## The notion of a "spark" and the "spark gap"

Let us consider two conductors, two conducting electrodes, one close to the other.

There is atmospheric air between the two electrodes.

In standard conditions, atmospheric air does not contain a significant number of mobile charges and therefore does not carry current. Thus, it is considered to be a very good insulator.

A perfect insulator does not exist because even insulators contain small numbers of mobile charges. If we apply an electric field between the two electrodes, then (the few) electrons that exist in the gap (from cosmic rays or background radiation) will be accelerated.

As they collide with air molecules, they create additional ions and newly-freed electrons which are also accelerated. We therefore have exponentially-increasing electrons and ions and this density of carriers will at some point suddenly allow the conductance of electricity from one electrode to the other.

“The rapid transition from a non-conducting to a conductive state (due to ionization) produces a brief emission of light and a sharp crack or snapping sound. A spark is created when the applied electric field exceeds the dielectric breakdown strength of the intervening medium. For air, the breakdown strength is about 30 kV/cm at sea level.[1]

This phenomenon is similar to lightning.
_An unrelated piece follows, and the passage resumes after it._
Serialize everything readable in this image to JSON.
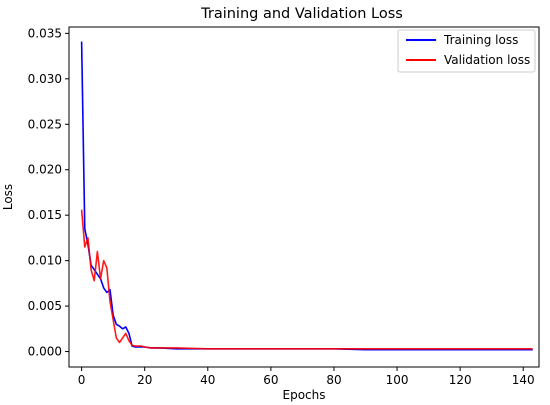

Wikipedia: "Lightning is a sudden electrostatic discharge during an electrical storm between electrically charged regions of a cloud(called intra-cloud lightning or IC), between that cloud and another cloud (CC lightning), or between a cloud and the ground (CG lightning)."

References

We saw in the section "LC circuit" how a dipole antenna works.

In the picture above from https://en.wikipedia.org/wiki/Heinrich_Hertz we see Hertz' dipole antenna which constitutes the first radio transmitter: "a dipole resonator consisting of a pair of one meter copper wires ending in 30 cm zinc spheres". A spark gap exists in the center.

Hertz used the experimental setting below. He connected the antenna above with an inductor and coupled this with an LC circuit that we show in the section "LC circuit". Starting from a charged capacitor, the LC circuit will generate an alternative current with a specific frequency that will depend on the L and the C of the circuit. The current will increase, decrease, become zero, change direction and increase etc and this according to a specific frequency. We will be able to follow the periodicity of the phenomenon by seeing the sparks in the spark gap of the antenna. How we will know that the signal is transmitted to a distance?

We will place a circular wire with a spark gap at a distance. Upon transmission of the signal we will see sparks in this part as well.

As mentioned in wikipedia: "The frequency of the waves was roughly 100 MHz, about that used in modern television transmitters."

This is how Hertz created and detected radio waves.